Rajoutons que la médiation traditionnelle est déjà, de fait, un outil essentiel dans le pays car malgré la multitude des conflits qui se retrouvent devant l’administration (le corps préfectoral, les directions d’agriculture, les tribunaux), la grande majorité des problèmes sont résolus au sein du village.  C’est en partant de ce constat que la CNRCT proposait de généraliser cette médiation. En effet, étant donné la proximité des chefs traditionnels avec les populations rurales et leur connaissance approfondie de l’histoire des terres, ils se positionnent en tant que médiateurs privilégiés et peuvent ainsi éclairer et démêler les problématiques foncières locales. Il est important de noter qu’ils sont dans l’obligation de prôner la neutralité et l’impartialité qui sont consolidées par le regard des ancêtres qui, selon les dires d’un chef de village de l’Est du pays, « sont particulièrement attentifs aux problèmes liés à la terre ». Le poids de la tradition impose donc la rigueur. En cas d’échec de la médiation, la liberté d’accéder aux tribunaux modernes reste entière.

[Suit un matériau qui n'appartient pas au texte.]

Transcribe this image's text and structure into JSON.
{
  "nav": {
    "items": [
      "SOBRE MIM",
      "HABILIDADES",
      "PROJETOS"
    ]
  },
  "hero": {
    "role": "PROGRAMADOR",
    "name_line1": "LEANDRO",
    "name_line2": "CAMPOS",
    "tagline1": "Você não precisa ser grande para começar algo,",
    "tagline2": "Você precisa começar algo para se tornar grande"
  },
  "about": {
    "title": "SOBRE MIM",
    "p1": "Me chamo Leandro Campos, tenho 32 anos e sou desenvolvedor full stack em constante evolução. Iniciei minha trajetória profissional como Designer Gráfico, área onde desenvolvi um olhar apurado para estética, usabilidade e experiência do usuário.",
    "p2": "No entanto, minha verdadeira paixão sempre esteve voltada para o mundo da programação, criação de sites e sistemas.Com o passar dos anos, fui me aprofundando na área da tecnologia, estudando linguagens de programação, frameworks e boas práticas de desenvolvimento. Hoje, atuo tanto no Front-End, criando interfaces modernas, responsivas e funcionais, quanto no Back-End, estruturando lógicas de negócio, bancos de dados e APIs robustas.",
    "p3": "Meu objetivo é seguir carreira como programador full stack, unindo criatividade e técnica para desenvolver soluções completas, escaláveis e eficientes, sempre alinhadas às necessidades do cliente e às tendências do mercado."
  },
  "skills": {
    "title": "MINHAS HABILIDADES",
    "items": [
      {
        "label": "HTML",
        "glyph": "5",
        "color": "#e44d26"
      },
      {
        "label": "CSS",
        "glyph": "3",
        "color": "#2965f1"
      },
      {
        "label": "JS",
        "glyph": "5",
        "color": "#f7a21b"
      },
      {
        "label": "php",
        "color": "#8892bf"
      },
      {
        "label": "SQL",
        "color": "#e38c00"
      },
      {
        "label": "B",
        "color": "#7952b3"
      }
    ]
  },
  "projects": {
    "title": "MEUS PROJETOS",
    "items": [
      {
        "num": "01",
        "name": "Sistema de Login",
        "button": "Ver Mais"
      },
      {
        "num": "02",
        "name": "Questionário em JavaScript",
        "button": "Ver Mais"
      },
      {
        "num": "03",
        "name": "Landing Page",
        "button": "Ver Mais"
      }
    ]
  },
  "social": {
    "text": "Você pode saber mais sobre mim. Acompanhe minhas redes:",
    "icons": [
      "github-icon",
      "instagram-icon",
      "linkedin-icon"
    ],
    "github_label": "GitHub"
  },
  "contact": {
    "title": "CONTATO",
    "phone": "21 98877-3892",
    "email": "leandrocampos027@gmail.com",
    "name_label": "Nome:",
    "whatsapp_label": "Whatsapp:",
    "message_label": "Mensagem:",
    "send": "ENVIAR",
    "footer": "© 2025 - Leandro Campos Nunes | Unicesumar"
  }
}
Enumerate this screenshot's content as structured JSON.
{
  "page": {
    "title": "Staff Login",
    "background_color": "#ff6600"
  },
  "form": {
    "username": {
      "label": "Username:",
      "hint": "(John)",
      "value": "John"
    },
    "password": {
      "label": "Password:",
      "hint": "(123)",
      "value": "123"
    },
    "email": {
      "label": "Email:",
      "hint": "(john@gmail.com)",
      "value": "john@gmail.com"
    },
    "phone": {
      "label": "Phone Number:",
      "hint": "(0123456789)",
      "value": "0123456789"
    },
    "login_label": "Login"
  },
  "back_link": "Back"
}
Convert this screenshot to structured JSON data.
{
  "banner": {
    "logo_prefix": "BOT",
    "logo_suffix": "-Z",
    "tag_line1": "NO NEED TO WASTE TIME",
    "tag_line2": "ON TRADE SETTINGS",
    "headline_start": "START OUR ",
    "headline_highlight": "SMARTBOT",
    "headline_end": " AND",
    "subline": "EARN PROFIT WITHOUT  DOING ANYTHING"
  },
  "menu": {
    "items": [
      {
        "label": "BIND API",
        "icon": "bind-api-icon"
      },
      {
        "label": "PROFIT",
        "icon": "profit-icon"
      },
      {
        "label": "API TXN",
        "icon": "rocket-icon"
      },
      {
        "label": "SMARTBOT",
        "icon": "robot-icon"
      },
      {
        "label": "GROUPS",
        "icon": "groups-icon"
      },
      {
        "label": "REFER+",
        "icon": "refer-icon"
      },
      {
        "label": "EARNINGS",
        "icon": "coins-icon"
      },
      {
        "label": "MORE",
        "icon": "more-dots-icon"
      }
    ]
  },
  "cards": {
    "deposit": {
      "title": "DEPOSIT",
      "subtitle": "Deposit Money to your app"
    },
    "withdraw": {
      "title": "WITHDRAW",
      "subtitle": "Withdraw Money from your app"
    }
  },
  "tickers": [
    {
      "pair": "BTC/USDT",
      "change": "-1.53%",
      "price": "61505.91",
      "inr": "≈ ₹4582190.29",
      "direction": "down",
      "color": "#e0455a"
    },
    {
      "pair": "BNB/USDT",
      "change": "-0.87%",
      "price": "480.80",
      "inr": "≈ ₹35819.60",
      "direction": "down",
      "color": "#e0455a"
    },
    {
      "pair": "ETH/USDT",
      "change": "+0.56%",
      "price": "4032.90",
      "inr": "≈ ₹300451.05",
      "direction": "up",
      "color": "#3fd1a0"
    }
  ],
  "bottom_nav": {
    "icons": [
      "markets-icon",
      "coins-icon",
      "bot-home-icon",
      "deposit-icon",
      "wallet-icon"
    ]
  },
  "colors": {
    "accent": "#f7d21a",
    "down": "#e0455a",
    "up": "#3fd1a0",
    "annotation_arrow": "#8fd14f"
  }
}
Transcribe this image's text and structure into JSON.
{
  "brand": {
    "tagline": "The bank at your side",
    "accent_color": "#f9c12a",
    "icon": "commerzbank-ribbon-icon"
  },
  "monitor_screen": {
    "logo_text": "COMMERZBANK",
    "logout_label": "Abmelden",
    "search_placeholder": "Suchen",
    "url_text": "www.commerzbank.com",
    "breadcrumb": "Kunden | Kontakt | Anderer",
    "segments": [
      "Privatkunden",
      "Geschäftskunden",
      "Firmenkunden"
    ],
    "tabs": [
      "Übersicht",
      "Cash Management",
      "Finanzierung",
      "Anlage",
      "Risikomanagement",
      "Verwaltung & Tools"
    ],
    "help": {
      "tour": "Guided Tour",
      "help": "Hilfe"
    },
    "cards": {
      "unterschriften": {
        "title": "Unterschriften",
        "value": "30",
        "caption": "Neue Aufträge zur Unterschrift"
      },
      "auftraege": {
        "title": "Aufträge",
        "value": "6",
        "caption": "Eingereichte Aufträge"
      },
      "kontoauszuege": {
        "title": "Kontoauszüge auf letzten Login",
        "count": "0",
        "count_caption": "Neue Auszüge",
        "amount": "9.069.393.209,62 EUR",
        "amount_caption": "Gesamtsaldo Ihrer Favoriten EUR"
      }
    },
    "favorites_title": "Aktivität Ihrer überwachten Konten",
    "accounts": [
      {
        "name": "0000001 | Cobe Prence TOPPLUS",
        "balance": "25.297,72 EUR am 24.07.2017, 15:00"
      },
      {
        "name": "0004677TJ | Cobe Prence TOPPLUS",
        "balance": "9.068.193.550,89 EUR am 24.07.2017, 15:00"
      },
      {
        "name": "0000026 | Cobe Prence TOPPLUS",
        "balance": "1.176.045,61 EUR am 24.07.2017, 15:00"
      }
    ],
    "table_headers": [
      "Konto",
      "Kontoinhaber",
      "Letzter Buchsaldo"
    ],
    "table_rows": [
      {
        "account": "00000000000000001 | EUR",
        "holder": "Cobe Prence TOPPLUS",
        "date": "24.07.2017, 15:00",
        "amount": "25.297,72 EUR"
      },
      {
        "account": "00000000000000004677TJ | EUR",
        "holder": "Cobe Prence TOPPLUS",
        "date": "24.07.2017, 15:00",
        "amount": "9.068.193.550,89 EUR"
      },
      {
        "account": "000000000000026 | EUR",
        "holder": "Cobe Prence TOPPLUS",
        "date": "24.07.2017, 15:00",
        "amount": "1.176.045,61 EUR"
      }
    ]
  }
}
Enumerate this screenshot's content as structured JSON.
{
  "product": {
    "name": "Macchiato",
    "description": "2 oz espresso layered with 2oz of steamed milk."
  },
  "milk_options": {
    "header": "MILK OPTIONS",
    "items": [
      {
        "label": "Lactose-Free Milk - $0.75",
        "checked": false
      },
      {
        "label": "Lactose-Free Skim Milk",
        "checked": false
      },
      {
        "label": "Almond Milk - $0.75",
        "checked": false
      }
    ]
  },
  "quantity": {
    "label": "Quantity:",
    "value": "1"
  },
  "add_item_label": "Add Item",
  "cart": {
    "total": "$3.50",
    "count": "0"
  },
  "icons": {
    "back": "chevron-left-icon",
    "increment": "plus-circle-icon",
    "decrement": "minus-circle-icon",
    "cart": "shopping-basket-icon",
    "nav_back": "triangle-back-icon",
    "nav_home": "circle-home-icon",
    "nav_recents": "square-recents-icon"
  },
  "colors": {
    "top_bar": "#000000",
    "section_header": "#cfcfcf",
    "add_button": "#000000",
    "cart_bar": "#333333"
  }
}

La tradition au service de la modernité

Notons que même à l’international, la médiation demeure un des instruments les plus utilisés pour le règlement des conflits. Madagascar est un exemple récent de succès qui souligne toute l’utilité de la médiation pour la prévention, la gestion et le règlement pacifique des conflits. Suite à la troisième crise politique que le pays a connue, les différents acteurs et institutions malgaches, avec l’aide de la communauté internationale, ont eu recours à la médiation afin de sortir le pays de l’instabilité politique. A l’échelle nationale, le gouvernement ivoirien promeut la médiation pour assainir l’environnement des affaires. En traduit, la Cour d’Arbitrage de Côte d’Ivoire (CACI), institution alternative aux juridictions étatiques, propose le règlement des litiges à travers l’arbitrage, la conciliation et la médiation. Soulignons que la chefferie traditionnelle n’a rien à envier aux médiateurs du droit des affaires notamment dans les conflits liés à la terre. Elle permet que l’histoire, la coutume et le droit moderne s’inscrivent dans la gestion foncière.

L’obligation d’avoir recours à une médiation traditionnelle des conflits fonciers ruraux permettrait que la propriété de la terre ne soit plus source de conflits mais de progrès et de stabilité en Côte d’Ivoire. Les atouts culturels du pays ne doivent pas s’effacer derrière les impératifs du seul modernisme. Entre tradition et modernisme, il faut voir une complémentarité et non une opposition.

Marie Davoine, Etudiante à King’s College London, MA in International Conflict Studies. Initialement publié par Fraternité Matin, en collaboration  avec Audace Institut Afrique.